The Category handling and Missing values methods, and their related controls, specify how a categorical variable is handled.

  • Dummy-encoding (vectorization) creates a vector of 0/1 flags of length equal to the number of categories in the categorical variable. You can choose to drop one of the dummies so that they are not linearly dependent, or let Dataiku decide. There is a limit on the number of dummies, which can be based on a maximum number of categories, the cumulative proportion of rows accounted for by the most popular rows, or a minimum number of samples per category.
  • Replace by 0/1 flag indicating presence
  • Impact-coding
  • Feature hashing (for high cardinality)

Numerical variable handling

The Numerical handling and Missing values methods, and their related controls, specify how a numerical variable is handled.

  • Keep as a regular numerical feature allows for rescaling prior to training, which can improve model performance in some instances. Standard rescaling scales the feature to a standard deviation of one and a mean of zero. Min-max rescaling sets the minimum value of the feature to zero and the max to one. In addition, post-rescaling, you can request that derived features such as sqrt(x), x^2, … be generated and considered in the model. Rescale numeric variables if there are large differences in the absolute values of the features.
  • Replace by 0/1 flag indicating presence
  • Binarize based on a threshold replaces the feature values with a 0/1 flag that indicates whether the value is above or below the specified threshold.
  • Quantize replaces the feature values with the quantiles of the feature’s empirical distribution.

Text variable handling

Missing values

There are a few choices for handling missing values in categorical and numerical features.

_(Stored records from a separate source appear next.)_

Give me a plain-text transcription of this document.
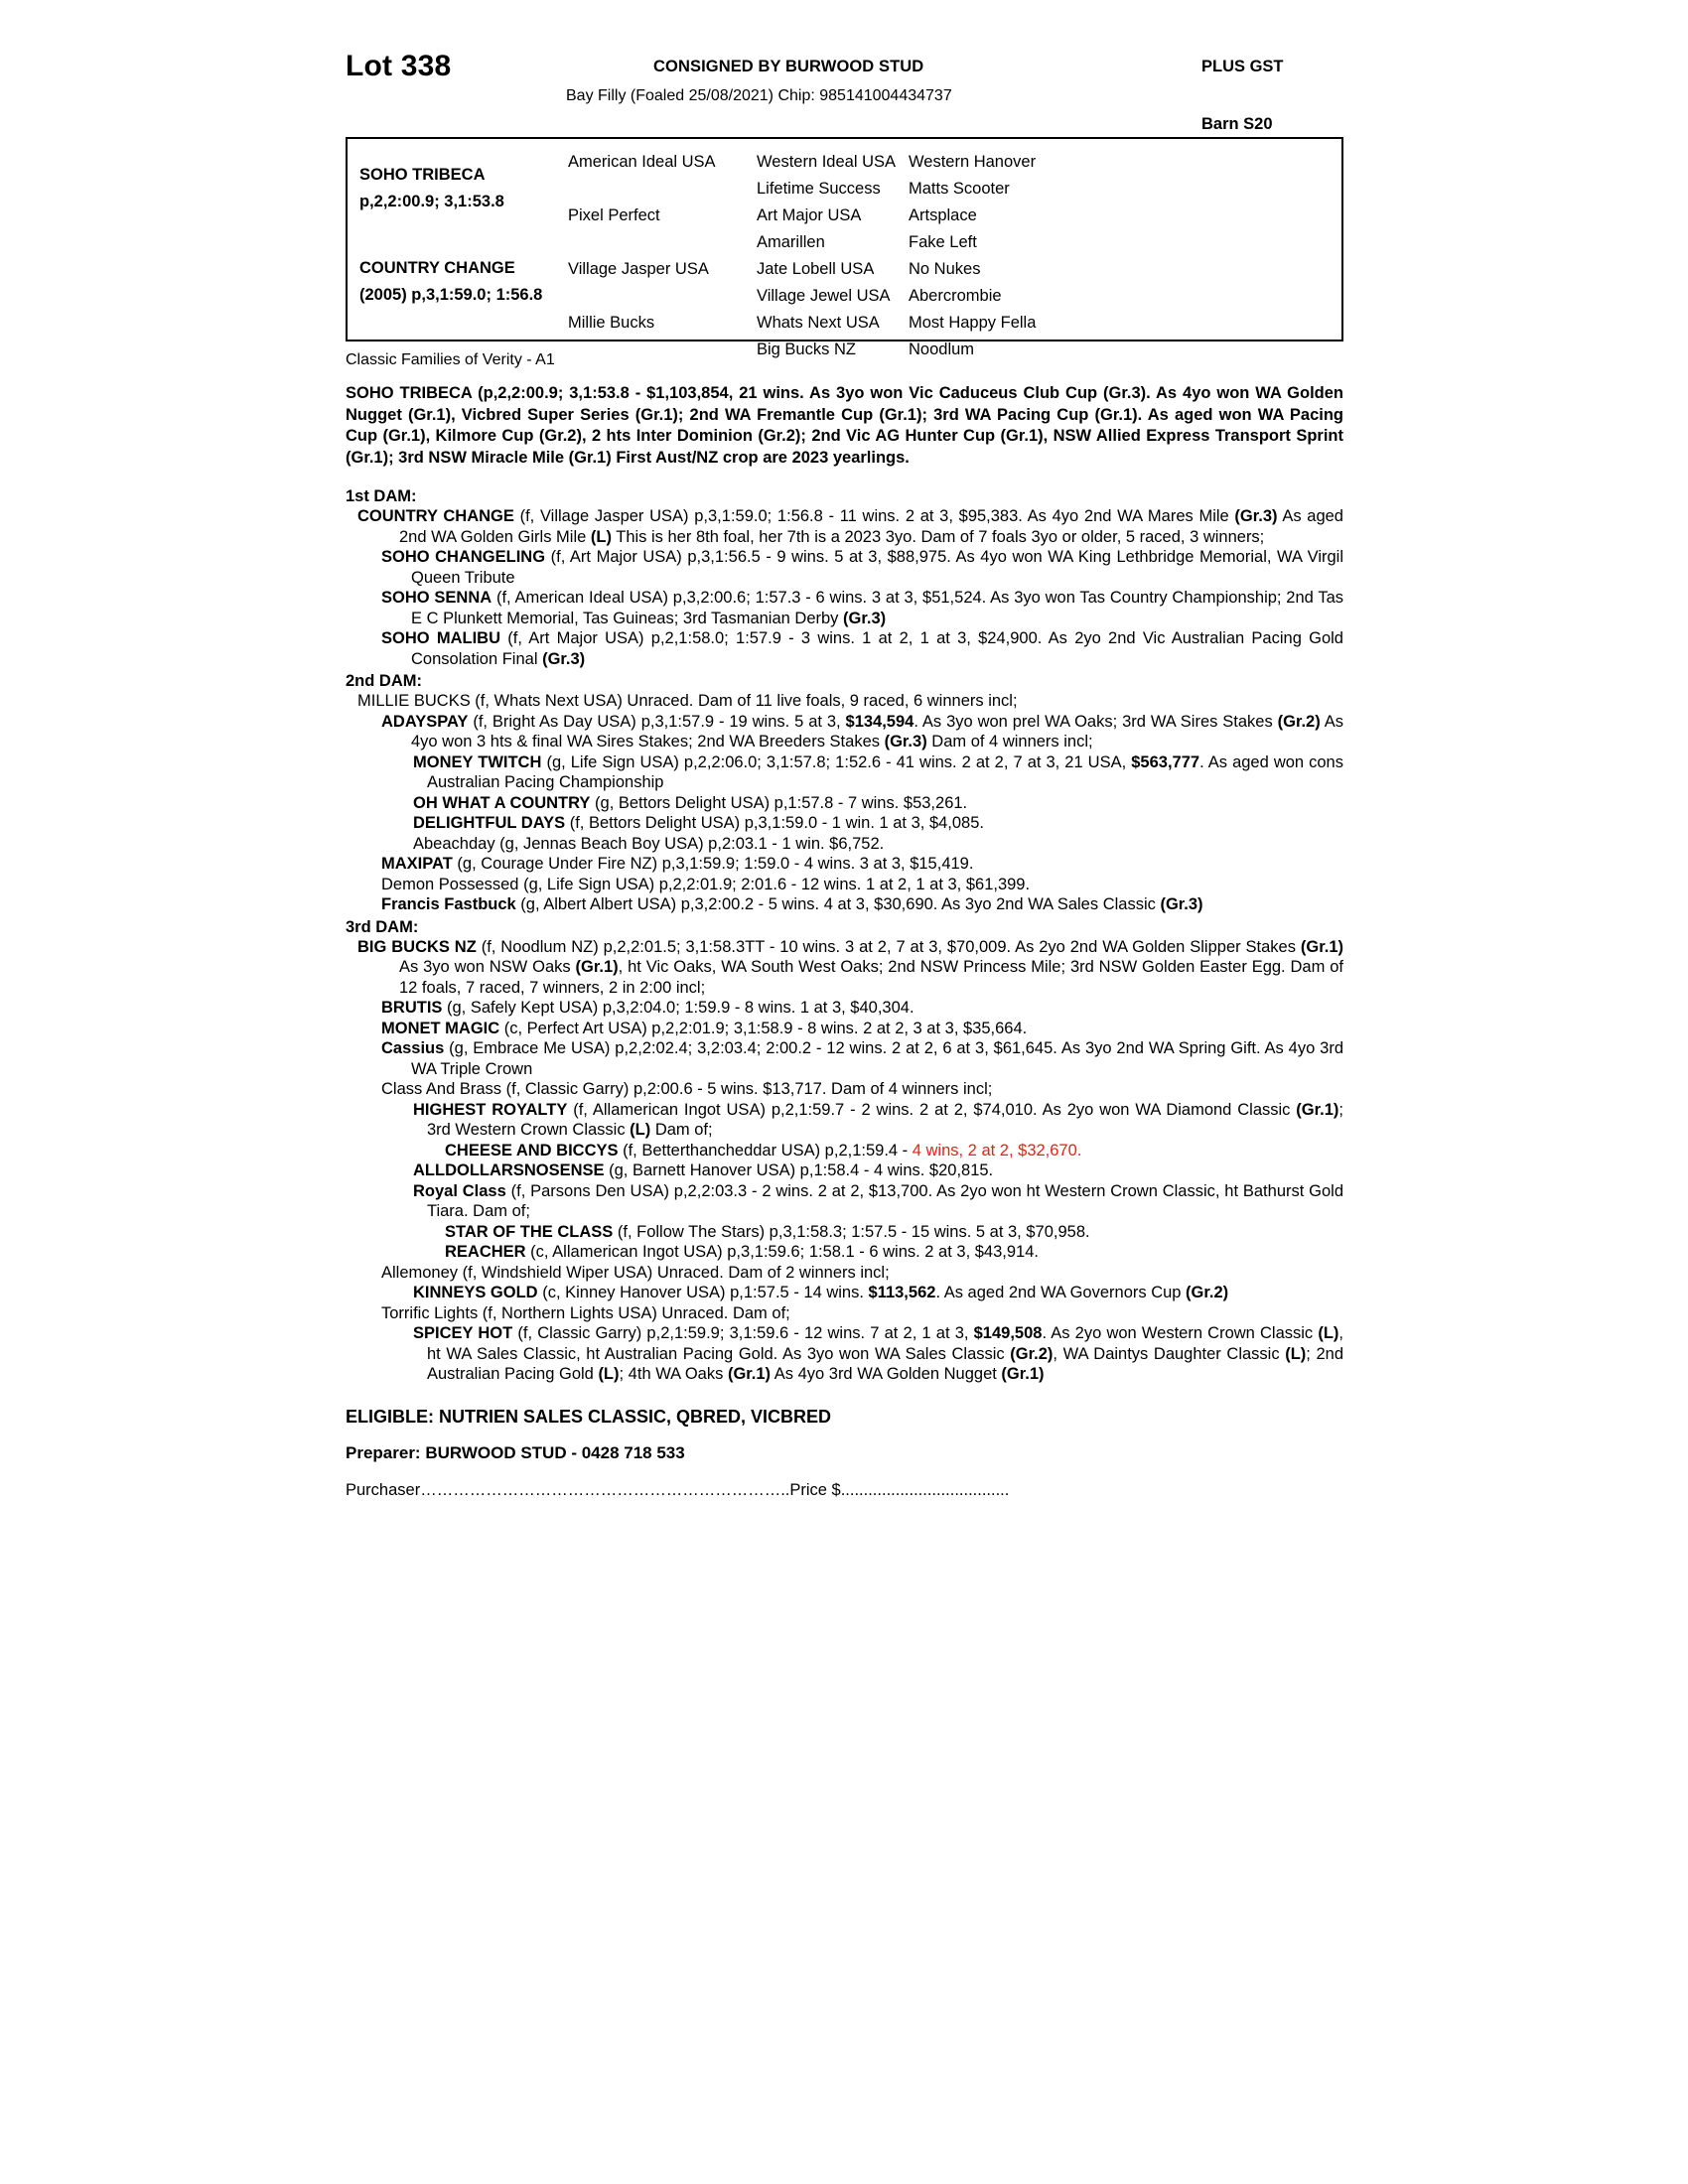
Lot 338	CONSIGNED BY BURWOOD STUD	PLUS GST
Bay Filly (Foaled 25/08/2021) Chip: 985141004434737
Barn S20
SOHO TRIBECA
p,2,2:00.9; 3,1:53.8
COUNTRY CHANGE
(2005) p,3,1:59.0; 1:56.8
American Ideal USA
Pixel Perfect
Village Jasper USA
Millie Bucks
Western Ideal USA
Lifetime Success
Art Major USA
Amarillen
Jate Lobell USA
Village Jewel USA
Whats Next USA
Big Bucks NZ
Western Hanover
Matts Scooter
Artsplace
Fake Left
No Nukes
Abercrombie
Most Happy Fella
Noodlum
Classic Families of Verity - A1
SOHO TRIBECA (p,2,2:00.9; 3,1:53.8 - $1,103,854, 21 wins. As 3yo won Vic Caduceus Club Cup (Gr.3). As 4yo won WA Golden Nugget (Gr.1), Vicbred Super Series (Gr.1); 2nd WA Fremantle Cup (Gr.1); 3rd WA Pacing Cup (Gr.1). As aged won WA Pacing Cup (Gr.1), Kilmore Cup (Gr.2), 2 hts Inter Dominion (Gr.2); 2nd Vic AG Hunter Cup (Gr.1), NSW Allied Express Transport Sprint (Gr.1); 3rd NSW Miracle Mile (Gr.1) First Aust/NZ crop are 2023 yearlings.
1st DAM:
COUNTRY CHANGE (f, Village Jasper USA) p,3,1:59.0; 1:56.8 - 11 wins. 2 at 3, $95,383. As 4yo 2nd WA Mares Mile (Gr.3) As aged 2nd WA Golden Girls Mile (L) This is her 8th foal, her 7th is a 2023 3yo. Dam of 7 foals 3yo or older, 5 raced, 3 winners;
SOHO CHANGELING (f, Art Major USA) p,3,1:56.5 - 9 wins. 5 at 3, $88,975. As 4yo won WA King Lethbridge Memorial, WA Virgil Queen Tribute
SOHO SENNA (f, American Ideal USA) p,3,2:00.6; 1:57.3 - 6 wins. 3 at 3, $51,524. As 3yo won Tas Country Championship; 2nd Tas E C Plunkett Memorial, Tas Guineas; 3rd Tasmanian Derby (Gr.3)
SOHO MALIBU (f, Art Major USA) p,2,1:58.0; 1:57.9 - 3 wins. 1 at 2, 1 at 3, $24,900. As 2yo 2nd Vic Australian Pacing Gold Consolation Final (Gr.3)
2nd DAM:
MILLIE BUCKS (f, Whats Next USA) Unraced. Dam of 11 live foals, 9 raced, 6 winners incl;
ADAYSPAY (f, Bright As Day USA) p,3,1:57.9 - 19 wins. 5 at 3, $134,594. As 3yo won prel WA Oaks; 3rd WA Sires Stakes (Gr.2) As 4yo won 3 hts & final WA Sires Stakes; 2nd WA Breeders Stakes (Gr.3) Dam of 4 winners incl;
MONEY TWITCH (g, Life Sign USA) p,2,2:06.0; 3,1:57.8; 1:52.6 - 41 wins. 2 at 2, 7 at 3, 21 USA, $563,777. As aged won cons Australian Pacing Championship
OH WHAT A COUNTRY (g, Bettors Delight USA) p,1:57.8 - 7 wins. $53,261.
DELIGHTFUL DAYS (f, Bettors Delight USA) p,3,1:59.0 - 1 win. 1 at 3, $4,085.
Abeachday (g, Jennas Beach Boy USA) p,2:03.1 - 1 win. $6,752.
MAXIPAT (g, Courage Under Fire NZ) p,3,1:59.9; 1:59.0 - 4 wins. 3 at 3, $15,419.
Demon Possessed (g, Life Sign USA) p,2,2:01.9; 2:01.6 - 12 wins. 1 at 2, 1 at 3, $61,399.
Francis Fastbuck (g, Albert Albert USA) p,3,2:00.2 - 5 wins. 4 at 3, $30,690. As 3yo 2nd WA Sales Classic (Gr.3)
3rd DAM:
BIG BUCKS NZ (f, Noodlum NZ) p,2,2:01.5; 3,1:58.3TT - 10 wins. 3 at 2, 7 at 3, $70,009. As 2yo 2nd WA Golden Slipper Stakes (Gr.1) As 3yo won NSW Oaks (Gr.1), ht Vic Oaks, WA South West Oaks; 2nd NSW Princess Mile; 3rd NSW Golden Easter Egg. Dam of 12 foals, 7 raced, 7 winners, 2 in 2:00 incl;
BRUTIS (g, Safely Kept USA) p,3,2:04.0; 1:59.9 - 8 wins. 1 at 3, $40,304.
MONET MAGIC (c, Perfect Art USA) p,2,2:01.9; 3,1:58.9 - 8 wins. 2 at 2, 3 at 3, $35,664.
Cassius (g, Embrace Me USA) p,2,2:02.4; 3,2:03.4; 2:00.2 - 12 wins. 2 at 2, 6 at 3, $61,645. As 3yo 2nd WA Spring Gift. As 4yo 3rd WA Triple Crown
Class And Brass (f, Classic Garry) p,2:00.6 - 5 wins. $13,717. Dam of 4 winners incl;
HIGHEST ROYALTY (f, Allamerican Ingot USA) p,2,1:59.7 - 2 wins. 2 at 2, $74,010. As 2yo won WA Diamond Classic (Gr.1); 3rd Western Crown Classic (L) Dam of;
CHEESE AND BICCYS (f, Betterthancheddar USA) p,2,1:59.4 - 4 wins, 2 at 2, $32,670.
ALLDOLLARSNOSENSE (g, Barnett Hanover USA) p,1:58.4 - 4 wins. $20,815.
Royal Class (f, Parsons Den USA) p,2,2:03.3 - 2 wins. 2 at 2, $13,700. As 2yo won ht Western Crown Classic, ht Bathurst Gold Tiara. Dam of;
STAR OF THE CLASS (f, Follow The Stars) p,3,1:58.3; 1:57.5 - 15 wins. 5 at 3, $70,958.
REACHER (c, Allamerican Ingot USA) p,3,1:59.6; 1:58.1 - 6 wins. 2 at 3, $43,914.
Allemoney (f, Windshield Wiper USA) Unraced. Dam of 2 winners incl;
KINNEYS GOLD (c, Kinney Hanover USA) p,1:57.5 - 14 wins. $113,562. As aged 2nd WA Governors Cup (Gr.2)
Torrific Lights (f, Northern Lights USA) Unraced. Dam of;
SPICEY HOT (f, Classic Garry) p,2,1:59.9; 3,1:59.6 - 12 wins. 7 at 2, 1 at 3, $149,508. As 2yo won Western Crown Classic (L), ht WA Sales Classic, ht Australian Pacing Gold. As 3yo won WA Sales Classic (Gr.2), WA Daintys Daughter Classic (L); 2nd Australian Pacing Gold (L); 4th WA Oaks (Gr.1) As 4yo 3rd WA Golden Nugget (Gr.1)
ELIGIBLE: NUTRIEN SALES CLASSIC, QBRED, VICBRED
Preparer: BURWOOD STUD - 0428 718 533
Purchaser…………………………………………………………..Price $.....................................
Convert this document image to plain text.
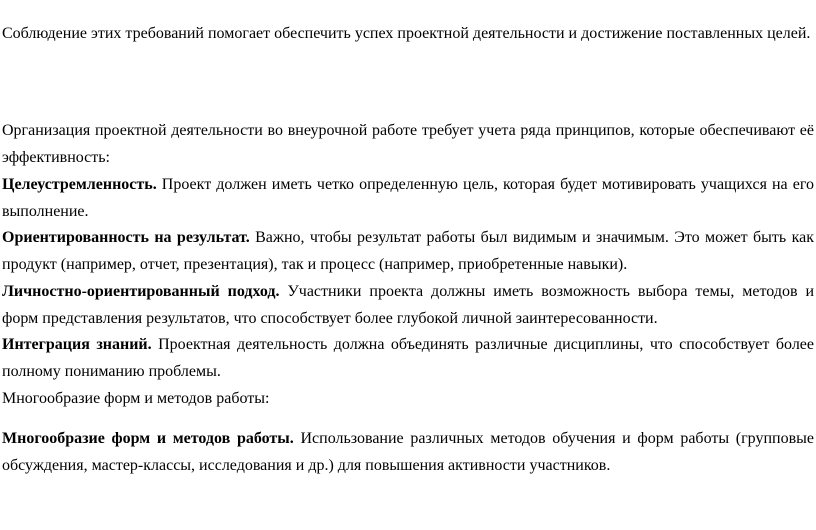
Соблюдение этих требований помогает обеспечить успех проектной деятельности и достижение поставленных целей.

Организация проектной деятельности во внеурочной работе требует учета ряда принципов, которые обеспечивают её эффективность:

Целеустремленность. Проект должен иметь четко определенную цель, которая будет мотивировать учащихся на его выполнение.

Ориентированность на результат. Важно, чтобы результат работы был видимым и значимым. Это может быть как продукт (например, отчет, презентация), так и процесс (например, приобретенные навыки).

Личностно-ориентированный подход. Участники проекта должны иметь возможность выбора темы, методов и форм представления результатов, что способствует более глубокой личной заинтересованности.

Интеграция знаний. Проектная деятельность должна объединять различные дисциплины, что способствует более полному пониманию проблемы.

Многообразие форм и методов работы:

Многообразие форм и методов работы. Использование различных методов обучения и форм работы (групповые обсуждения, мастер-классы, исследования и др.) для повышения активности участников.
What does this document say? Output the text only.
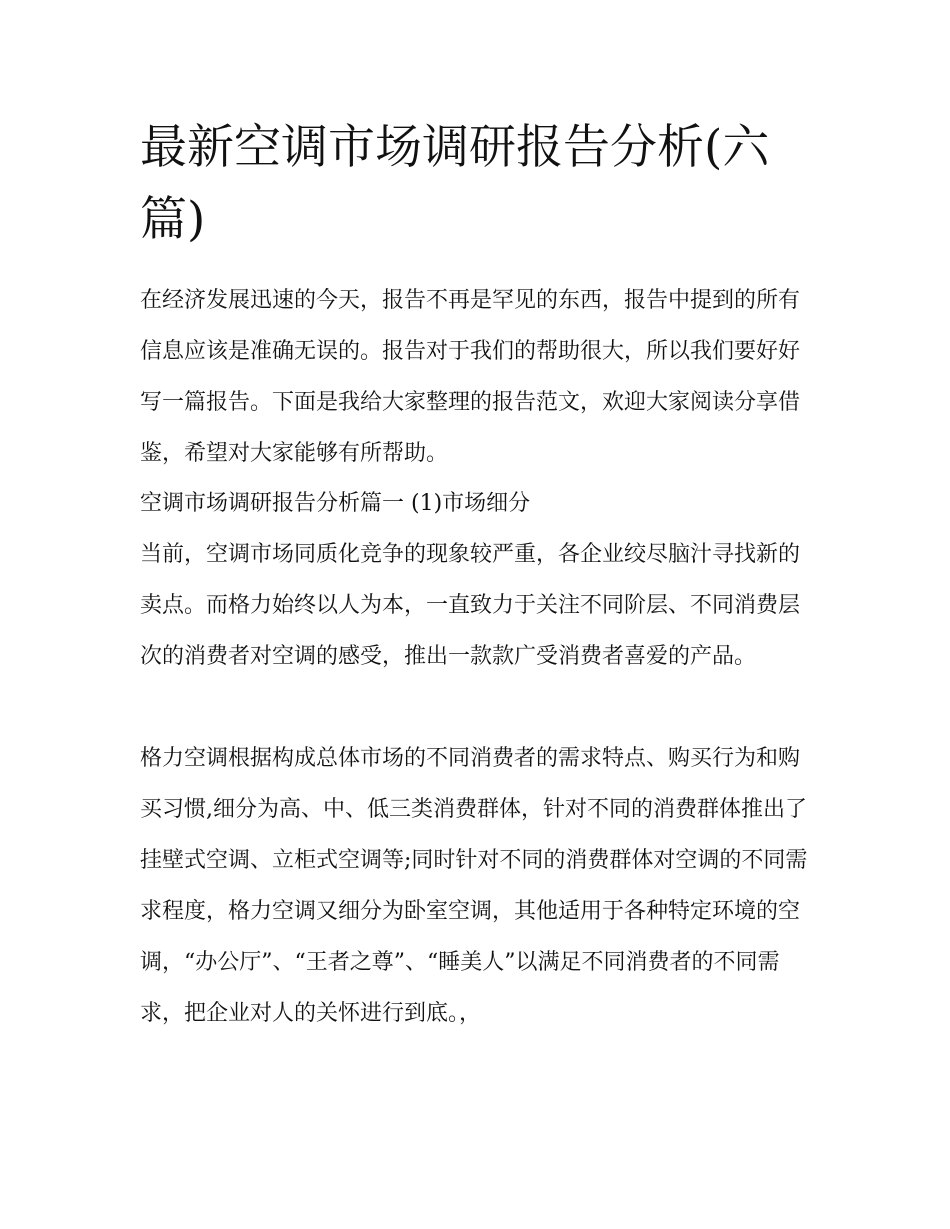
最新空调市场调研报告分析(六篇)

在经济发展迅速的今天，报告不再是罕见的东西，报告中提到的所有信息应该是准确无误的。报告对于我们的帮助很大，所以我们要好好写一篇报告。下面是我给大家整理的报告范文，欢迎大家阅读分享借鉴，希望对大家能够有所帮助。

空调市场调研报告分析篇一 (1)市场细分

当前，空调市场同质化竞争的现象较严重，各企业绞尽脑汁寻找新的卖点。而格力始终以人为本，一直致力于关注不同阶层、不同消费层次的消费者对空调的感受，推出一款款广受消费者喜爱的产品。

格力空调根据构成总体市场的不同消费者的需求特点、购买行为和购买习惯,细分为高、中、低三类消费群体，针对不同的消费群体推出了挂壁式空调、立柜式空调等;同时针对不同的消费群体对空调的不同需求程度，格力空调又细分为卧室空调，其他适用于各种特定环境的空调，“办公厅”、“王者之尊”、“睡美人”以满足不同消费者的不同需求，把企业对人的关怀进行到底。，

  • Treat as a regular value (categorical features only) treats missing values as a distinct category. This should be used for structurally missing data that are impossible to measure, e.g. the US state for an address in Canada.
  • Impute… replaces missing values with the specified value. This should be used for randomly missing data that are missing due to random noise.
  • Drop rows discards rows with missing values from the model building. Avoid discarding rows, unless missing data is extremely rare.

Custom Preprocessings

DSS allows to define custom python preprocessings, in order to plug user-generated code which will process a feature. This is done by selection “Custom preprocessing” in the feature handling options. The way to do this is to implement a class with two methods :

def fit(self, series):
def transform(self, series):

Here, series is a pandas Series object representing the feature column. The fit method does not need to return anything, but must modify the object in-place if fitting is necessary. The transform method must return either a pandas DataFrame or a 2-D numpy array or scipy.sparse.csr_matrix containing the preprocessed result. Note that a single processor may output several numerical features, corresponding several columns of the output. If a numpy array or scipy.sparse.csr_matrix is chosen, then the processor should be also have a “names” attribute, containing the list of the output feature names.

To use your processor in the visual ML UI, you must import it and instantiate it in the code editor, by assigning the processor to the “processor” variable, as follows :

from mymodule import MyProcessor
processor = MyProcessor()

As with any python code component, classes must be defined in a file stored in the lib/python folder of the data directory.